Termina George Steiner Los libros que nunca he escrito, lúcida y fascinante obra, como la mayor parte de las suyas, con esta magnífica humorada: “Dice una antigua maldición: que mi enemigo publique un libro. A lo cual añado yo ahora: que publique siete”. Se trata, sin duda, de un broche muy apropiado para un ensayo que trata, precisamente, de siete obras proyectadas pero no escritas; siete libros suyos que nunca llegaron a gestarse en el útero de una editorial ni fueron a parar luego al pabellón de maternidad de una imprenta. Escribir y publicar son los verbos que protagonizan el epígrafe permanente de este blog. Y de eso he venido hablando -en tono demasiado amargo, me reprocha algún amigo- en tiempos recientes. La verdad es que el de Steiner es un chiste malévolamente cargado de ironía… y de verdad, con especial pertinencia en la España de nuestros días. El joven y brillante narrador Pablo Escudero Abenza (“Beber durante el embarazo”, Baile del Sol) me comentaba no hace mucho que un conocido suyo acaba de ganar un premio de novela de gran prestigio y suculenta dotación. Por lo visto ese autor, a quien desde aquí deseamos toda la suerte del mundo, alberga la intención de abandonar su modesto empleo de oficinista para dedicarse “profesionalmente” a la literatura. Y yo me pregunto: ¿pero acaso ha sido esto posible alguna vez? Sinceramente, lo dudo. Aunque sabemos que Cervantes no se cansó de intentarlo, y Lope casi lo logró, y a Dostoievski le aporreaban la puerta de casa los editores exigiéndole la próxima entrega…
El excelente escritor y entrañable barbudo Hipólito G. Navarro declaraba hace unos años que cuando uno está de buen humor le apetece más leer que escribir. También decía, si mal no recuerdo, que no tiene sentido mantener un frenético ritmo de publicaciones a base de repetir hasta el hastío (propio y ajeno) alguna fórmula ya empleada. No puedo sino compartir tan juiciosas y sabias afirmaciones.
Entiendo y respeto cualquier otro enfoque de la cuestión, por supuesto. Habrá quien diga que la frecuencia de publicación es un asunto que concierne exclusivamente al autor y, en todo caso, a sus lectores. Amén.
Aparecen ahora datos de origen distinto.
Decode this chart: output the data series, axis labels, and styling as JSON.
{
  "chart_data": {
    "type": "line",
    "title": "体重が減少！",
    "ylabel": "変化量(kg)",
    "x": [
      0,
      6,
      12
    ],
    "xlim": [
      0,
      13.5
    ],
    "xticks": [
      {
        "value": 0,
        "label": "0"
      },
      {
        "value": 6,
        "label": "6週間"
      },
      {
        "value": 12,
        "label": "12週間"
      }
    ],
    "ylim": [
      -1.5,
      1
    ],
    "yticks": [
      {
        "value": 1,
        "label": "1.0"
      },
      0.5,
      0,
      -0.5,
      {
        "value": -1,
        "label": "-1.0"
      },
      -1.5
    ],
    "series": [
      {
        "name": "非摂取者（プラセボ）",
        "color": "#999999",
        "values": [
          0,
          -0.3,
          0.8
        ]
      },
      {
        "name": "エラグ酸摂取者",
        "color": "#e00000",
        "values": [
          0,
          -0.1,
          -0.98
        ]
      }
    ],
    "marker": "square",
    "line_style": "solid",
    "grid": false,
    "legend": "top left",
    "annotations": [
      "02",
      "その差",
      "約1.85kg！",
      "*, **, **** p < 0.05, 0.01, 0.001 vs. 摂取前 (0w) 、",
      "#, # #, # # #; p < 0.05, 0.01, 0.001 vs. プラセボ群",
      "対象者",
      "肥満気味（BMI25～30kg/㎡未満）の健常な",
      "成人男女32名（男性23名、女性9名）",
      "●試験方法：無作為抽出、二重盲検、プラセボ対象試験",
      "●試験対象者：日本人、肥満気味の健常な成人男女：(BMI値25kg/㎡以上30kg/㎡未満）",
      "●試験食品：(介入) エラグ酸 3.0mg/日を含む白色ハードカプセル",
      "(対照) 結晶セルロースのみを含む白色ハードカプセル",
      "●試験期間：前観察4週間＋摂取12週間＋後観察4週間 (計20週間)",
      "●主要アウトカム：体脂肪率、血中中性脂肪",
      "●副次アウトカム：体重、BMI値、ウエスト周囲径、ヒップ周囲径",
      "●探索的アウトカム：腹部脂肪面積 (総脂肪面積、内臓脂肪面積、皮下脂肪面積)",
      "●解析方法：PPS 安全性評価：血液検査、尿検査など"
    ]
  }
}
Sin embargo…, seamos sinceros, si uno no está convencido de que va a legar algo decisivo al marmóreo templo de la Posteridad y tampoco gana una suma astronómica con cada nuevo título, tal vez encuentre más razones para estarse quieto que para seguir tocando el clarinete en la sección de viento de la banda, o los platillos si lo suyo es la percusión. Publicar hoy significa exponerte a que cualquier currutaco vomite su opinión sobre tu libro en la gran Red-de-currutacos-reunidos. Si lo haces en una editorial fuerte, prepárate además a pasar unas semanas contestando al teléfono a horas intempestivas para responder “n” veces a las mismas preguntas o intervenir en programas de radio cuya existencia, en tu adánico y voluntario retiro, felizmente desconocías. Y dando gracias por ello, además. Así que si uno cuenta con un buen pasar o, digamos, con otro modo de ganarse las habichuelas, la disyuntiva está bastante clara: o se dedica sin complejos al best-seller puro y duro, o lo de la literatura… se lo va tomando con mucha, mucha calma. El término medio en el que pudieron prosperar algunos autores de anteriores generaciones se está poniendo por las nubes. Hay que reunir ganas (yo tengo hasta 2017) para colocarse en el escaparate de nuevo, entre otros maniquíes pasmados y emasculados, buscando ese aire simpático y goloso, como de huevo Kínder-sorpresa, que se recomienda. No sé por qué me viene ahora a las mientes aquel romance del que se hace eco Cervantes en el Quijote: “Ya me comen, ya, por do más pecado había”. Pecado de vanidad, en este caso.